Once we hit high school and had pretty much the same friend group, I realized my little brother is pretty cool. He is hilarious, and can always make me laugh. Even though we're two years apart, we got our drivers licenses on the same day (oops, my bad); He introduced me to some of my favorite rap songs, and I would always willingly let him drive us around, blasting Outkast or Flo Rida around Decatur.

Along with these great qualities, though you may not be able to tell from his teeny tiny first grade level handwriting, he is clever and sharp, incredibly smart. For a kid who hated school, he sure does well at it. He has a strong moral compass, and has always known what he believes and why he believes it. If he wasn't so set on PT school, I'd say he would have a good career in social justice--and maybe he'll find a way to do that too.

Of course, being not just a man but an Asbury man, he loves sports, and being an Asbury man from Atlanta, he isn't surprised when they disappoint him. But he keeps coming back. How many Saturdays growing up did I spend at Briarlake soccer field, basketball court, even for one season the baseball field? And then he found tennis, which catapulted him into high school and through college and beyond- without which he wouldn't have made many of the friends in this room. As an Asbury woman who also grew up with sports ingrained in my psyche, I'll never forget sharing my experience of being Steph Curry's college classmate with my NBA-loving, Duke-hating brother; getting to introduce the two of you is still one of the best gifts I'm grateful I could give. (We won't talk about last Sunday night.)

Mason dated a lot more than I did in high school, so when he told us that he was "kinda" dating this girl from college, I took it in stride. Then we found out her name was Macie, which, not gonna lie, made us all do a double take and then laugh a little. The best part may have been the first summer they were dating, in 2009, when they showed up to a party both wearing the exact same yellow Ralph Lauren polo. Twinsies!
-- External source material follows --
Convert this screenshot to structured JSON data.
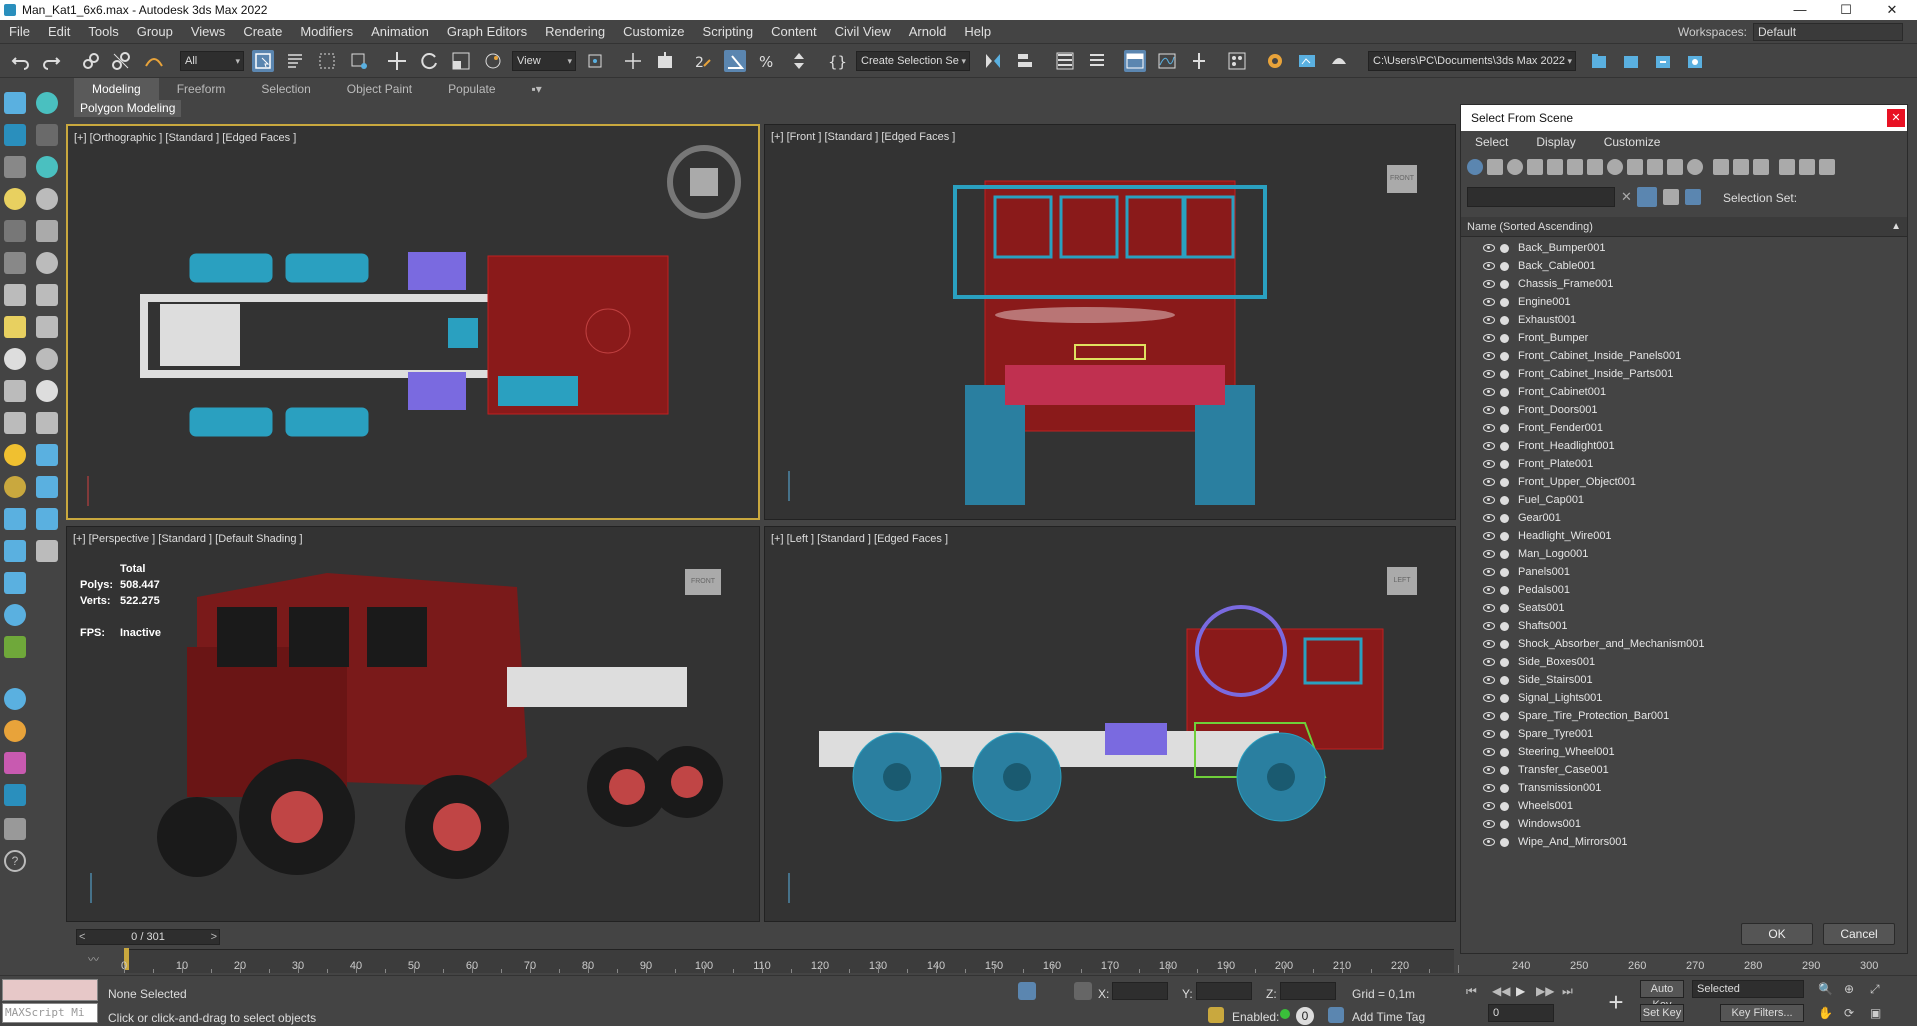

But it was clear that Macie wasn't just any other girl, and I could tell that as I spent more time with the two of them on trips and weekends at home over the next seven (!) years. They have the same sense of humor, which is what stands out to me most, because if Mason is going to spend the rest of his life with someone, she needs to have a sense of humor. Macie also pushes him to be his best, and vice versa. It's wonderful to see how content Mason is when he's with Macie. They support and ground each other, and have succeeded in dorms, long distance, and now as the proud parents of two cats (which you can officially thank me for, since I'm the one who found Lucky on the side of the road at the beach).

 For me, Macie "officially" joined the family when she was so involved in helping to care for our grandfather after his stroke before he was moved to hospice care. She was in nursing school at the time, and would go over to Emory ICU when she had time and be with my family and help the nurses. This is when Mason and I both lived out of state, and so it meant extra much to know that Macie could be there when we couldn't. My favorite story is when Pop-Pop-- still feisty, though he couldn't speak-- tried to pull out his catheter, and Macie had a fierce but silent fight with him to make sure it stayed in. I wish I could have seen that! Your care of him and our family during his final days made me really feel like you were part of the family. He called you his little New Orleans girl, and I know he's celebrating with us in spirit.

Mason, I'm so proud of you and I'm so happy for you both. Sean and I want you two to know that we'll always be here to encourage you, listen to you, and have fun with you. You're the best brother ever, and I'm so happy to be getting an official sister! May you have a long and happy marriage, full of laughter. Cheers.